Sunday, April 20, 2008

The Supreme Court and Substantive Due Process

I am doing my paper on the evolution in Supreme Court jurisprudence that allowed for the shift from Hurtado v. California in 1884, wherein it was decided that the Fourteenth Amendment did not encompass the Bill of Rights, to the Taft court of the 1920's, which regularly held that the Fourteenth Amendment did in fact encompass (at least some of) these same rights. In the reading that I've done so far, it seems that the Taft court operated at the zenith of the substantive due process era, and the amount of philosophical hair-splitting that occurred in many of their holdings (and dissents, for that matter) is reflective of this fact. The same court that upheld a billiard parlor's right to ban aliens would also find a state law banning the teaching of German (Meyer v. Nebraska, 1923) to be unreasonable. In another case, Gitlow v. New York (1923), the Taft court upheld a lower-court decision banning the advocacy of violent government overthrow under a state criminal anarchy law, while simultaneously acknowledging for the first time that the First Amendment was indeed protected under the auspices of the Fourteenth.
I see a pattern where the Taft court seemed focused on protecting the individual, and perhaps more importantly, individual private property ownership, against encroachment by the states. To this end, the court would strike down a state law in Arizona established to protect the rights of picketing workers against legal injunction. The case, Truax v. Corrigan (1921), would pit the owner of the business against disruptive, striking employees. Tellingly, the court chose to view the business owner's right to own property as a fundamental one protected under the aegis of the Bill of Rights, and thus, necessarily, under the Fourteenth Amendment's due process clause as well.
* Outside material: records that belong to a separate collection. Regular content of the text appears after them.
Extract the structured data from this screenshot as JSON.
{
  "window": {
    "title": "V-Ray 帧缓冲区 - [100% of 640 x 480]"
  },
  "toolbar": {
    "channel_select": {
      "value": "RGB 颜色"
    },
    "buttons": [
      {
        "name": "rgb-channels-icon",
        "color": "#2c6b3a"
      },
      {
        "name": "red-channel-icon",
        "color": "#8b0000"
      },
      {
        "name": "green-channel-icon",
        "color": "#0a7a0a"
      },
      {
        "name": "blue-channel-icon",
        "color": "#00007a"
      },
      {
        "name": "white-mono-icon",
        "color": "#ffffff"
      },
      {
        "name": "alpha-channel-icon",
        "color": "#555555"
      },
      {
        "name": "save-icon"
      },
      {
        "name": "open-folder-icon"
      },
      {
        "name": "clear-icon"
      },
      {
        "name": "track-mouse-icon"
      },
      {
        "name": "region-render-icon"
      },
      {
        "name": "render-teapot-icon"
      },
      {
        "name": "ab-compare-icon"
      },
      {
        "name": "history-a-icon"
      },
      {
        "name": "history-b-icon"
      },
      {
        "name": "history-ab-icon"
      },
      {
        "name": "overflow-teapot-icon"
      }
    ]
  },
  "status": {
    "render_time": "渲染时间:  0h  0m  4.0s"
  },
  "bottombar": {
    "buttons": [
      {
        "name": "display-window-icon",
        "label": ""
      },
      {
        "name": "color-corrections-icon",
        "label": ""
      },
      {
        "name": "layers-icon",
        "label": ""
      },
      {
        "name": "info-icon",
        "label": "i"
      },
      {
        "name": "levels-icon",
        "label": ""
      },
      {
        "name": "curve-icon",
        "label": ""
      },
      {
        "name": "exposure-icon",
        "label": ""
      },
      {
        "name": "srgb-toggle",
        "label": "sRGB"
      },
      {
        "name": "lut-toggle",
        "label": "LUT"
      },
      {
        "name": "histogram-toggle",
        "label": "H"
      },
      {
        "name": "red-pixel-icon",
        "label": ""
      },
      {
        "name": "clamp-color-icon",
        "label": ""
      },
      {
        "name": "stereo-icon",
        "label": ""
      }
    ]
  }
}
While this court may have been no friend to social reform (and indeed, it was not), there were a few anomalies, most notably Nixon v. Herndon (1927), that were not so easily explained. In this case, the court struck down a Texas statute forbidding African-Americans from participating in the Democratic state primary, on the basis that the Fourteenth Amendment clearly forbade such actions by the states.
Now, as to the question of why this evolution occurred, well, that's why I'm writing this. I'm still not really sure.

1 comment:

Unknown said...

Really exciting topic! I have found this topic to be really confusing, with all of the reversals in just of matter of years. Personally, I would like to know more about the reasoning behind the Waite court's rejection of the Fourteenth Amendment and state laws violating the Bill of Rights. Poor John Marshall Harlan, he would have found his home in the Taft court!